I kept Fortuna in the kennel for a while thereafter except for walks or feeding times. When she was outside, no one else was allowed outside. I called the professionals the next day. They offered me a few names of shelters but all were full. I called the Humane Society and they said I could bring her in. I wanted rid of her. I couldn’t look at her the same and it was beyond irresponsible to keep her at this point. She was dangerous.

When I took her to the Humane Society I was turned away. She scared the volunteers working that day and I would have to wait until someone with more experience was there to bring her in. They didn’t have high hopes for her and I was sobbing when I left. I called another number they gave me. A voicemail was all I got.

I felt like a failure when I brought that dog home. I had failed my children by having a dangerous dog in the house. I had failed the dog by letting her confidence issues get out of control. And I had literally failed at getting rid of her. So I would wait another two days, I thought. I walked Fortuna and put her in the kennel for the night. She looked at me like I was a traitor.

The next morning went as usual. Everyone was kept at a safe distance from each other. I was on high alert. Until I received a text from a girl that said she worked at the professional boarding and training facility that I had sought advice from. She wanted to give Fortuna a chance but already owned a male dog. I said I would give her some money towards the spaying. We agreed to meet at 3:00 p.m. that day. I readied Fortuna’s things and her food. The girl arrived.

“Thank you so much. I’m so glad she’s going to someone who will know exactly what she needs,” I said after we had talked about Fortuna and she had introduced herself (with some barking and growling on the part of the German Shepherd) to the dog. She was not afraid and knew what she was doing. She took control immediately of Fortuna and led her to her car where she left her in her kennel with the car’s hatch open. We stood and talked some more.

“Do you want to know the main reason I was so interested in Fortuna?” she asked.

“Sure.”

“Well, do you know what Fortuna means?”

“Oh yeah,” I replied and explained that we speak Spanish at home and that my son loved the show on Netflix about the girl and her horse.

“Well, one side of my family is Italian. And in Italian Fortuna means lucky too. That part of my family also raised German Shepherds and the craziest part is their last name is Fortuna!”

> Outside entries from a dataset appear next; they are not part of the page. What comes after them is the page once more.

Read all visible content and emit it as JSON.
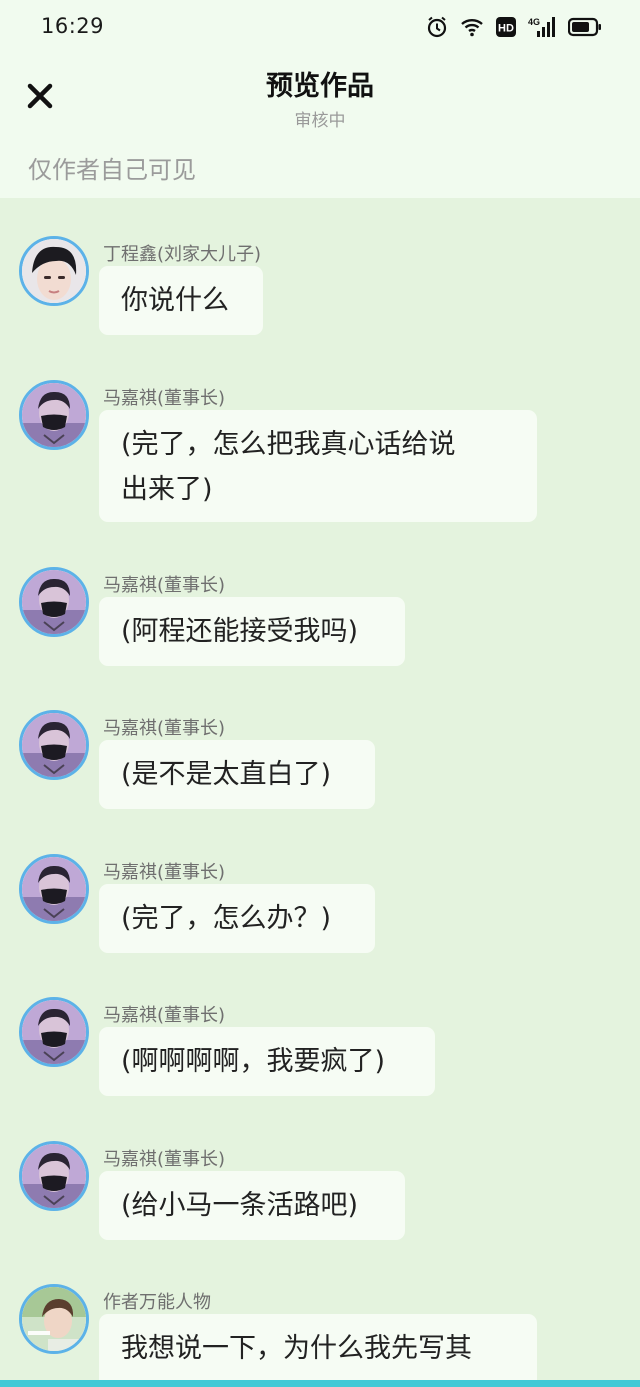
{
  "status_bar": {
    "time": "16:29",
    "icons": [
      "alarm-icon",
      "wifi-icon",
      "hd-icon",
      "signal-4g-icon",
      "battery-icon"
    ],
    "hd_label": "HD",
    "network_label": "4G"
  },
  "header": {
    "title": "预览作品",
    "subtitle": "审核中",
    "notice": "仅作者自己可见",
    "close_icon": "close-icon"
  },
  "messages": [
    {
      "sender": "丁程鑫(刘家大儿子)",
      "text": "你说什么",
      "avatar": "avatar-dingchengxin"
    },
    {
      "sender": "马嘉祺(董事长)",
      "text": "(完了，怎么把我真心话给说\n出来了)",
      "avatar": "avatar-majiaqi"
    },
    {
      "sender": "马嘉祺(董事长)",
      "text": "(阿程还能接受我吗)",
      "avatar": "avatar-majiaqi"
    },
    {
      "sender": "马嘉祺(董事长)",
      "text": "(是不是太直白了)",
      "avatar": "avatar-majiaqi"
    },
    {
      "sender": "马嘉祺(董事长)",
      "text": "(完了，怎么办？)",
      "avatar": "avatar-majiaqi"
    },
    {
      "sender": "马嘉祺(董事长)",
      "text": "(啊啊啊啊，我要疯了)",
      "avatar": "avatar-majiaqi"
    },
    {
      "sender": "马嘉祺(董事长)",
      "text": "(给小马一条活路吧)",
      "avatar": "avatar-majiaqi"
    },
    {
      "sender": "作者万能人物",
      "text": "我想说一下，为什么我先写其",
      "avatar": "avatar-author"
    }
  ],
  "colors": {
    "chat_background": "#e4f3de",
    "header_background": "#f1fbef",
    "bubble_background": "#f6fcf4",
    "avatar_ring": "#5cb2e8",
    "bottom_bar": "#42c9d6"
  }
}
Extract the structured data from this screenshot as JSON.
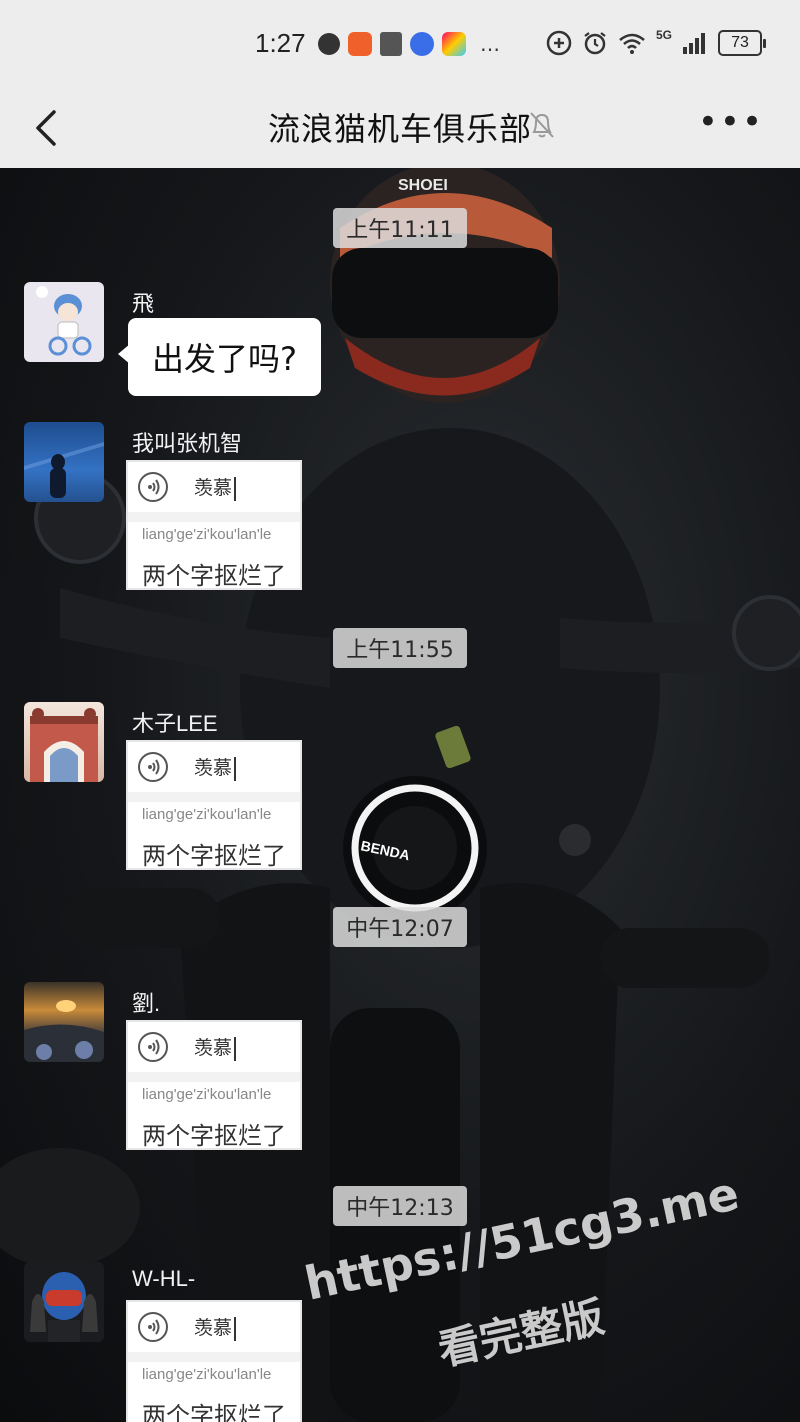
{
  "status_bar": {
    "time": "1:27",
    "network": "5G",
    "battery": "73",
    "more_icon": "…"
  },
  "header": {
    "title": "流浪猫机车俱乐部",
    "more": "•••"
  },
  "timestamps": [
    "上午11:11",
    "上午11:55",
    "中午12:07",
    "中午12:13"
  ],
  "messages": [
    {
      "sender": "飛",
      "text": "出发了吗?"
    },
    {
      "sender": "我叫张机智",
      "ime_word": "羡慕",
      "pinyin": "liang'ge'zi'kou'lan'le",
      "candidate": "两个字抠烂了"
    },
    {
      "sender": "木子LEE",
      "ime_word": "羡慕",
      "pinyin": "liang'ge'zi'kou'lan'le",
      "candidate": "两个字抠烂了"
    },
    {
      "sender": "劉.",
      "ime_word": "羡慕",
      "pinyin": "liang'ge'zi'kou'lan'le",
      "candidate": "两个字抠烂了"
    },
    {
      "sender": "W-HL-",
      "ime_word": "羡慕",
      "pinyin": "liang'ge'zi'kou'lan'le",
      "candidate": "两个字抠烂了"
    }
  ],
  "background": {
    "helmet_text": "SHOEI",
    "headlight_text": "BENDA"
  },
  "watermark": {
    "url": "https://51cg3.me",
    "caption": "看完整版"
  },
  "colors": {
    "bar_bg": "#ededed",
    "stamp_bg": "#dcdcdc",
    "bubble_bg": "#ffffff"
  }
}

I couldn’t believe it. But it saved her life. And it taught me to follow your rules. “No big dogs around little faces,” my mother says. It also taught me to do your due diligence but know when to throw in the towel. I thought I knew enough but you can never know enough.

This experience even taught me the importance of properly grieving for someone you’ve lost. I never should have tried to replace Isabella because she is irreplaceable. Each dog is unique in personality and needs. I’ve also learned that dogs are great but kids ALWAYS come first.

Ironically, I learned, above all, the power of a good, lucky name.